Я опустошен, Росио. Когда в душе царит уныние, закаты солнца в Креманесе кажутся траурными. Люди легкомысленно говорят «солнце закатилось», но никто на самом деле не видел, чтобы оно закатывалось. И только я, дорогая, каждый вечер вижу, как оно буквально закатывается за Пико-Альтуна, когда гребни горы принимаются грызть его с основания и в считанные секунды пожирают совсем, оставляя меня погруженным в сумеречное отчаяние. Обостренная меланхолией, картина эта кажется удручающей, почти невыносимой. И словно в довершение всех бед, мне самым нещадным образом разъедает желудок кислотность.

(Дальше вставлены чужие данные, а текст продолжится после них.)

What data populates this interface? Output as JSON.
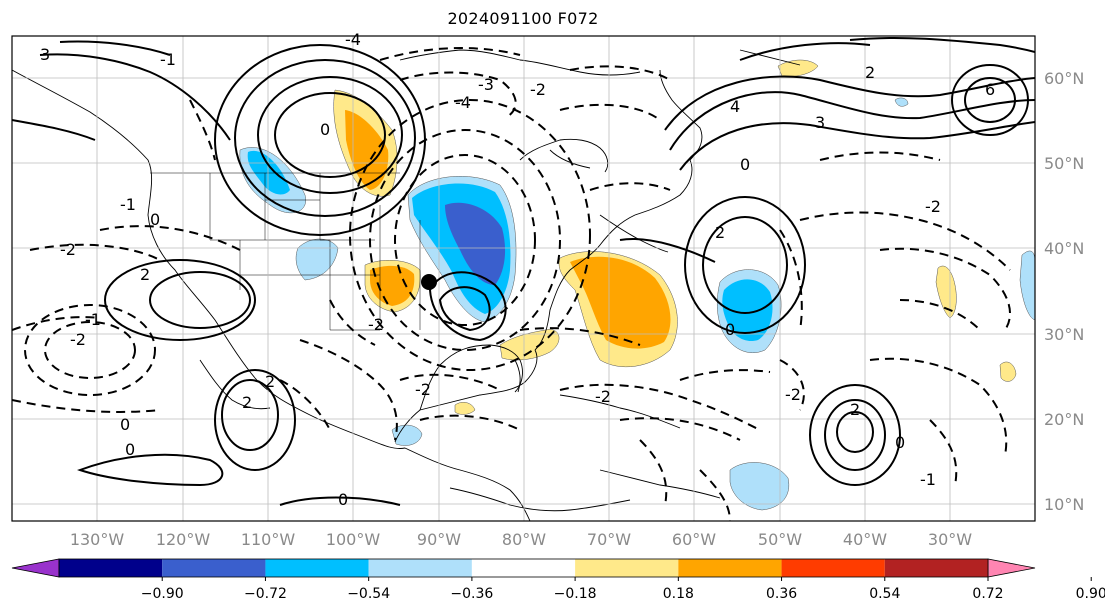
{
  "title": "2024091100 F072",
  "map": {
    "lon_labels": [
      "130°W",
      "120°W",
      "110°W",
      "100°W",
      "90°W",
      "80°W",
      "70°W",
      "60°W",
      "50°W",
      "40°W",
      "30°W"
    ],
    "lat_labels": [
      "60°N",
      "50°N",
      "40°N",
      "30°N",
      "20°N",
      "10°N"
    ],
    "grid": true,
    "contour_labels": [
      "3",
      "-4",
      "-1",
      "0",
      "-3",
      "-2",
      "-4",
      "4",
      "6",
      "3",
      "2",
      "-1",
      "2",
      "-2",
      "0",
      "-1",
      "-2",
      "-2",
      "2",
      "0",
      "0",
      "-2",
      "2",
      "0",
      "-2",
      "-2",
      "0",
      "-1",
      "0",
      "2",
      "-2",
      "0",
      "2"
    ],
    "marker": "black-dot"
  },
  "colorbar": {
    "tick_labels": [
      "−0.90",
      "−0.72",
      "−0.54",
      "−0.36",
      "−0.18",
      "0.18",
      "0.36",
      "0.54",
      "0.72",
      "0.90"
    ],
    "colors": [
      "#9932cc",
      "#00008b",
      "#3a5fcd",
      "#00bfff",
      "#afe0fa",
      "#ffffff",
      "#ffe98a",
      "#ffa500",
      "#ff3c00",
      "#b22222",
      "#ff85b2"
    ],
    "extend": "both"
  }
}
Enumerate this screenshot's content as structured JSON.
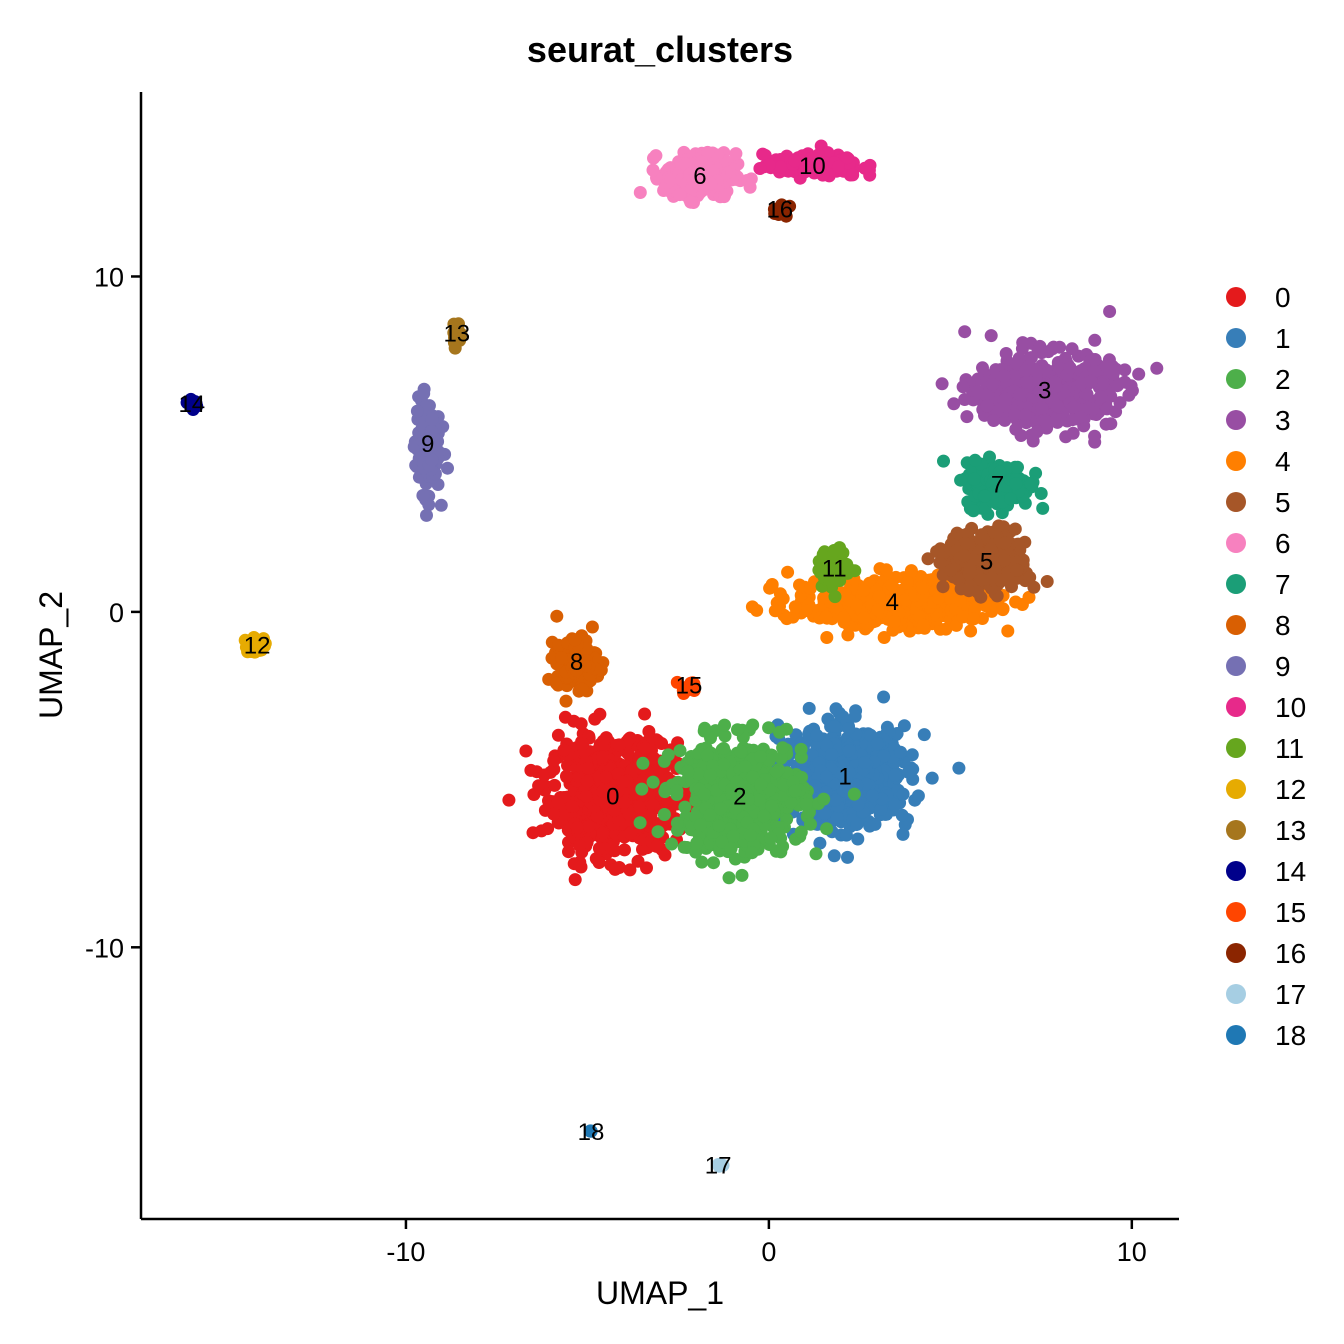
{
  "chart_data": {
    "type": "scatter",
    "title": "seurat_clusters",
    "xlabel": "UMAP_1",
    "ylabel": "UMAP_2",
    "xlim": [
      -17.3,
      11.3
    ],
    "ylim": [
      -18.1,
      15.5
    ],
    "xticks": [
      -10,
      0,
      10
    ],
    "yticks": [
      10,
      0,
      -10
    ],
    "grid": false,
    "legend_position": "right",
    "clusters": [
      {
        "name": "0",
        "color": "#E41A1C",
        "label_xy": [
          -4.3,
          -5.5
        ],
        "spread": [
          1.6,
          1.5
        ],
        "n": 700
      },
      {
        "name": "1",
        "color": "#377EB8",
        "label_xy": [
          2.1,
          -4.9
        ],
        "spread": [
          1.6,
          1.3
        ],
        "n": 650
      },
      {
        "name": "2",
        "color": "#4DAF4A",
        "label_xy": [
          -0.8,
          -5.5
        ],
        "spread": [
          1.6,
          1.5
        ],
        "n": 600
      },
      {
        "name": "3",
        "color": "#984EA3",
        "label_xy": [
          7.6,
          6.6
        ],
        "spread": [
          1.7,
          1.0
        ],
        "n": 500
      },
      {
        "name": "4",
        "color": "#FF7F00",
        "label_xy": [
          3.4,
          0.3
        ],
        "spread": [
          2.5,
          0.7
        ],
        "n": 450
      },
      {
        "name": "5",
        "color": "#A65628",
        "label_xy": [
          6.0,
          1.5
        ],
        "spread": [
          1.0,
          0.8
        ],
        "n": 320
      },
      {
        "name": "6",
        "color": "#F781BF",
        "label_xy": [
          -1.9,
          13.0
        ],
        "spread": [
          0.9,
          0.6
        ],
        "n": 250
      },
      {
        "name": "7",
        "color": "#1B9E77",
        "label_xy": [
          6.3,
          3.8
        ],
        "spread": [
          0.8,
          0.6
        ],
        "n": 220
      },
      {
        "name": "8",
        "color": "#D95F02",
        "label_xy": [
          -5.3,
          -1.5
        ],
        "spread": [
          0.5,
          0.7
        ],
        "n": 170
      },
      {
        "name": "9",
        "color": "#7570B3",
        "label_xy": [
          -9.4,
          5.0
        ],
        "spread": [
          0.3,
          1.3
        ],
        "n": 150
      },
      {
        "name": "10",
        "color": "#E7298A",
        "label_xy": [
          1.2,
          13.3
        ],
        "spread": [
          1.2,
          0.3
        ],
        "n": 140
      },
      {
        "name": "11",
        "color": "#66A61E",
        "label_xy": [
          1.8,
          1.3
        ],
        "spread": [
          0.4,
          0.5
        ],
        "n": 70
      },
      {
        "name": "12",
        "color": "#E6AB02",
        "label_xy": [
          -14.1,
          -1.0
        ],
        "spread": [
          0.3,
          0.2
        ],
        "n": 35
      },
      {
        "name": "13",
        "color": "#A6761D",
        "label_xy": [
          -8.6,
          8.3
        ],
        "spread": [
          0.1,
          0.4
        ],
        "n": 25
      },
      {
        "name": "14",
        "color": "#00008B",
        "label_xy": [
          -15.9,
          6.2
        ],
        "spread": [
          0.1,
          0.1
        ],
        "n": 15
      },
      {
        "name": "15",
        "color": "#FF4500",
        "label_xy": [
          -2.2,
          -2.2
        ],
        "spread": [
          0.2,
          0.2
        ],
        "n": 14
      },
      {
        "name": "16",
        "color": "#8B2500",
        "label_xy": [
          0.3,
          12.0
        ],
        "spread": [
          0.2,
          0.2
        ],
        "n": 12
      },
      {
        "name": "17",
        "color": "#A6CEE3",
        "label_xy": [
          -1.4,
          -16.5
        ],
        "spread": [
          0.1,
          0.05
        ],
        "n": 4
      },
      {
        "name": "18",
        "color": "#1F78B4",
        "label_xy": [
          -4.9,
          -15.5
        ],
        "spread": [
          0.05,
          0.05
        ],
        "n": 3
      }
    ]
  }
}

Любящий тебя незадачливый друг

Э.С

30 сентября

Дорогая!

Извини мое последнее письмо. Никто не вправе выпрашивать любви. Любовь или есть, или нет, ее не изобразишь, не сыграешь. Любовник, повергающий к стопам возлюбленной свои обиды (обиды непонимания), – жалкое зрелище. Так что примем вещи такими, какие они есть.

Чтобы не поддаться унынию, я посвятил эти дни физическим упражнениям. Вчера дошел с креслом-каталкой Анхеля Дамиана до самого Корнехо, а сегодня вечером, перед ужином, мы с Протто очищали от скворцов его голубятню. Эти птицы, которых пятнадцать лет назад у нас и не знали, стали теперь настоящим бичом здешних мест. В старые времена их держал в страхе ястреб, но теперь они границы не признают, потому что некому ее охранять. Что могло статься с колонией ястребов, которые гнездились раньше на липах и каштанах выше по дороге? Никто не знает. В один из этих дней позову Рамона Нонато чистить от скворцов хлебный амбар.

Как твой гепатит, любовь моя? Следишь за трансаминазой? Я могу быть за тебя спокоен?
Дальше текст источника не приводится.